At Uni I was taught that the opposite is true. It's much more dangerous to make something not null without reason. With a nullable field the worst thing that can happen is you trip over the application accessing the data. Oh dear, go back and fix the app...

With a not-null field you make it impossible to add record because some arbitrary field isn't available. Now you need to change the data model and potentially fix the result in a LOT of different places...

It's good to think of null as "unknown". If there's any plausible reason why you might want to enter a record without knowing something then it should be nullable.

One of my university lecturers described it like this:

Apocryphally I've heard of a sales system in the USA which required customer's social security number to make a sale. All the till operators did when a foreigner came to the till was enter 000-00-0000. But then others would enter 123-45-6789. This makes it impossible to identify junk. It's much better to allow a field to be blank than to force it to contain junk.

Or another story. I have genuinely been refused car insurance because I don't have two phone numbers. They absolutely would not give me insurance unless I gave them two. The sales guy suggested I just give a false one. In the end I refused to lie to an insurer and just went with another company.

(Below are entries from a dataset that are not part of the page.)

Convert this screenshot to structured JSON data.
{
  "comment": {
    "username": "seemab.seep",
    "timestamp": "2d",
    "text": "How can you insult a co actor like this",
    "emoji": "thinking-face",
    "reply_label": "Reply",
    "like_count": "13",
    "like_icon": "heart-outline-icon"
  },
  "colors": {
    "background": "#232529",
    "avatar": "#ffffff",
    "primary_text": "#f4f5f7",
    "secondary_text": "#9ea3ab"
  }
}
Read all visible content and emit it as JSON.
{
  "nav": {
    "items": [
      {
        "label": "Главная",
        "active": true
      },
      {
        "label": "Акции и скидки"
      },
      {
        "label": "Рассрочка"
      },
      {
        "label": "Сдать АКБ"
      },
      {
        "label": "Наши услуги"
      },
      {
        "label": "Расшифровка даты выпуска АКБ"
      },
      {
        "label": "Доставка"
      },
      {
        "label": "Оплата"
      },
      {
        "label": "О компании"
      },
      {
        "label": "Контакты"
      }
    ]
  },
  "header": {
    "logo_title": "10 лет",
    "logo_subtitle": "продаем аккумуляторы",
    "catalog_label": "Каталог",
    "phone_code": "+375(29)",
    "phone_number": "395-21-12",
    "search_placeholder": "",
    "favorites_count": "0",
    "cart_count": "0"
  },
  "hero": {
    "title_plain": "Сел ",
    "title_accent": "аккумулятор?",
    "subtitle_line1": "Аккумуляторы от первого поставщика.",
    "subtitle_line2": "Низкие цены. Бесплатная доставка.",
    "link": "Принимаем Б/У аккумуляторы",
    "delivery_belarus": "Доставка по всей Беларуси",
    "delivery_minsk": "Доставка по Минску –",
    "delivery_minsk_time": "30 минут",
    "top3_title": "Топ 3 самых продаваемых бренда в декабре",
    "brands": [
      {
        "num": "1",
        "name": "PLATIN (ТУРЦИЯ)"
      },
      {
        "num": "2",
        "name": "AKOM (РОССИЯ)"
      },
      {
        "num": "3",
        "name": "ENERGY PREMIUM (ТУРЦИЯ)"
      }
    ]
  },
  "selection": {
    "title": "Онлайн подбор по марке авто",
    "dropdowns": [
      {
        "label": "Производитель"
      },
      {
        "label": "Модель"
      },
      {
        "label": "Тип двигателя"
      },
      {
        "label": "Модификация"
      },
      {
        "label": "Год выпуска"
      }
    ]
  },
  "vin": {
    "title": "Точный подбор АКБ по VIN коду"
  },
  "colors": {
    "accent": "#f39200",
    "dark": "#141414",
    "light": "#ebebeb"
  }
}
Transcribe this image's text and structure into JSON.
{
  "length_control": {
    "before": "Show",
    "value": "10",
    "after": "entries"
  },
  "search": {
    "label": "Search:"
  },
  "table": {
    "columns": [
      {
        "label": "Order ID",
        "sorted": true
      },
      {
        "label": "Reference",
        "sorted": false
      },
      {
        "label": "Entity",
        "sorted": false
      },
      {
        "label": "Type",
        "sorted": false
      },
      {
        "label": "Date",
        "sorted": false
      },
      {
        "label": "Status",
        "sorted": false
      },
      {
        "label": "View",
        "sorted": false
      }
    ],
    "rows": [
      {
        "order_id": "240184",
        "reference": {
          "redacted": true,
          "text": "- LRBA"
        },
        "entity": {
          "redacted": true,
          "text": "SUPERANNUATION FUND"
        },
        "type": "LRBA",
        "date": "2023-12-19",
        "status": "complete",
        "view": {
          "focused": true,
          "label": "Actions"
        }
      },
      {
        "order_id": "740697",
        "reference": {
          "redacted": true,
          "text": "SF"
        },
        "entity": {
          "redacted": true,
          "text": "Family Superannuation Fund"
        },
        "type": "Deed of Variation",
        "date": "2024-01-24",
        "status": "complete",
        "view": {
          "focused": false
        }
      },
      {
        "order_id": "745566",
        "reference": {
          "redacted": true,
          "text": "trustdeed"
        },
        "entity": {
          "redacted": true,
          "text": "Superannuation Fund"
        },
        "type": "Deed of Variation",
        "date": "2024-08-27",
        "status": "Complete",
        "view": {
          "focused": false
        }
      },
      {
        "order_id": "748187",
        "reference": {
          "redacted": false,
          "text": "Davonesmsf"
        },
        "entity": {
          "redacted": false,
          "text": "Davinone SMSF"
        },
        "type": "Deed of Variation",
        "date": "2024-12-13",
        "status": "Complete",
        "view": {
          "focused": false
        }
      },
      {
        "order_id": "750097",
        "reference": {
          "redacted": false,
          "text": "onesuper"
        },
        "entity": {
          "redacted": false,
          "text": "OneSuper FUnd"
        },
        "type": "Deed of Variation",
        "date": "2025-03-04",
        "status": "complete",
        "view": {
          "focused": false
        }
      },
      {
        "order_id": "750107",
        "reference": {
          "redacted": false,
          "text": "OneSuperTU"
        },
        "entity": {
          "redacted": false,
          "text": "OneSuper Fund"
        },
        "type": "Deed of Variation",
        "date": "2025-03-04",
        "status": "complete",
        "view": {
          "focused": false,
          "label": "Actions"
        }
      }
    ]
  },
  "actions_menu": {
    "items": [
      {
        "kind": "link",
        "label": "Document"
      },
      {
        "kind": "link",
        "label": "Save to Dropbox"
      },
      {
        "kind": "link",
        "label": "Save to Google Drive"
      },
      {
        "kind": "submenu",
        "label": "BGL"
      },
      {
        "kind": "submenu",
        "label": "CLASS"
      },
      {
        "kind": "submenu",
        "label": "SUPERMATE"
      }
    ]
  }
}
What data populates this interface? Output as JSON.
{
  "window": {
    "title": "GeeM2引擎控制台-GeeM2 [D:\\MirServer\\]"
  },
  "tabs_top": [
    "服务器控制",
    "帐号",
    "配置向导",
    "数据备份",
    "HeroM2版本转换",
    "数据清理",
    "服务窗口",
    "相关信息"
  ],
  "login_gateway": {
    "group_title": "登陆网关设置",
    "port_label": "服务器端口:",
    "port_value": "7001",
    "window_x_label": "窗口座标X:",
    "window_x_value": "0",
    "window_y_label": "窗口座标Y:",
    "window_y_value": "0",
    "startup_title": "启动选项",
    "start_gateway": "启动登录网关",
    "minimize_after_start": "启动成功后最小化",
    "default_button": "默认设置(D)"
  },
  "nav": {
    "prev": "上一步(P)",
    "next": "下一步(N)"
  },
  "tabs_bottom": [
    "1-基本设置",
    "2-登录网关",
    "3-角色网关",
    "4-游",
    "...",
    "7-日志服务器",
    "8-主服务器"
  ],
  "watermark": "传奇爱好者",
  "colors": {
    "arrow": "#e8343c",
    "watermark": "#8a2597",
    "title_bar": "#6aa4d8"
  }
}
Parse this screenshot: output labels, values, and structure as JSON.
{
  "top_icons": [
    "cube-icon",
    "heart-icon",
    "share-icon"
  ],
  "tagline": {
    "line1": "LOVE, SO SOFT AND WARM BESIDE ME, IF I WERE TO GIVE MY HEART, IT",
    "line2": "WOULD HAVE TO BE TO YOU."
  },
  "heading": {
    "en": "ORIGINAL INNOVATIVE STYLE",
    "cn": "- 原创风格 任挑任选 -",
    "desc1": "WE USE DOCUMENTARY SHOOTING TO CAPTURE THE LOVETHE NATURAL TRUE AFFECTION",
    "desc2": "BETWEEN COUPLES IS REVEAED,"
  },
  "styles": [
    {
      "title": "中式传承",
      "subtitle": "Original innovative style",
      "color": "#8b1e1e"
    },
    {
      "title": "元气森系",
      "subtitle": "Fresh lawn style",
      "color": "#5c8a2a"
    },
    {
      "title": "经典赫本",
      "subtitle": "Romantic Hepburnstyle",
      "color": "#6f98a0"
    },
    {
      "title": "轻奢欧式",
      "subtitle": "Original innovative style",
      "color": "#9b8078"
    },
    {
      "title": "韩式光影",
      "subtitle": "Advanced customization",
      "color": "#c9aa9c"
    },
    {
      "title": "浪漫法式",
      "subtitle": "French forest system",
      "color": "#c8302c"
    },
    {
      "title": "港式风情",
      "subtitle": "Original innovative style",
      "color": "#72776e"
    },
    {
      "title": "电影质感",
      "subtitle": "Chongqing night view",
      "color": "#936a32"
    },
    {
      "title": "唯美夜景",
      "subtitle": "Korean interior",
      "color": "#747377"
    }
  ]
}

In practice reserve not null for fields which are required to make sense of the record. For example:

A table of places with fields (ID, Place Name, Country, Longitude, Latitude) ... "longitude" "latitude" should be nullable so that you can store the existence of a place before you know where it is.

But if you have a table who's sole purpose is to store geographical coodinates with fields (Item_id, longitude, latitude) the entire record is meaningless if longitude and latitude are null. Therefore in this instance they should be not-null

In my professional experience since uni, there are far more fields which can optional than need to be mandatory.

2
  • Who are you quoting in the quote block above? Nov 8, 2017 at 15:57
  • University lecturer. Nov 8, 2017 at 18:10
8

It strikes me as extremely counter-intuitive...

Intuitive is in the eye of the beholder and your opinion on that is shaped by the things to which you've been exposed. I hail from a time when that kind of safety wasn't standard and the tools didn't point out when you goofed up. I've been using the chain saw without a blade guard long enough that my first instinct is to avoid intuition entirely, go back to the DDL and find out exactly what assumptions the schema will let me make about its data.

...and potentially dangerous for allowing NULL's to be the default behavior.

I think you're overstating the relative dangers. NOT NULL has its own set of pitfalls that can lead to equally-insidious bugs. (Enumerating them would be fodder for a different question.)

The designer of a table always has the option of constraining a column NULL or NOT NULL and will do one or the other to get around the default, whatever it is. Not constraining a column correctly is a developer's failure to follow the business rules. Not doing the right thing elsewhere based on the column's definition is a developer's failure to understand the data he's being handed. There's no technical fix for either.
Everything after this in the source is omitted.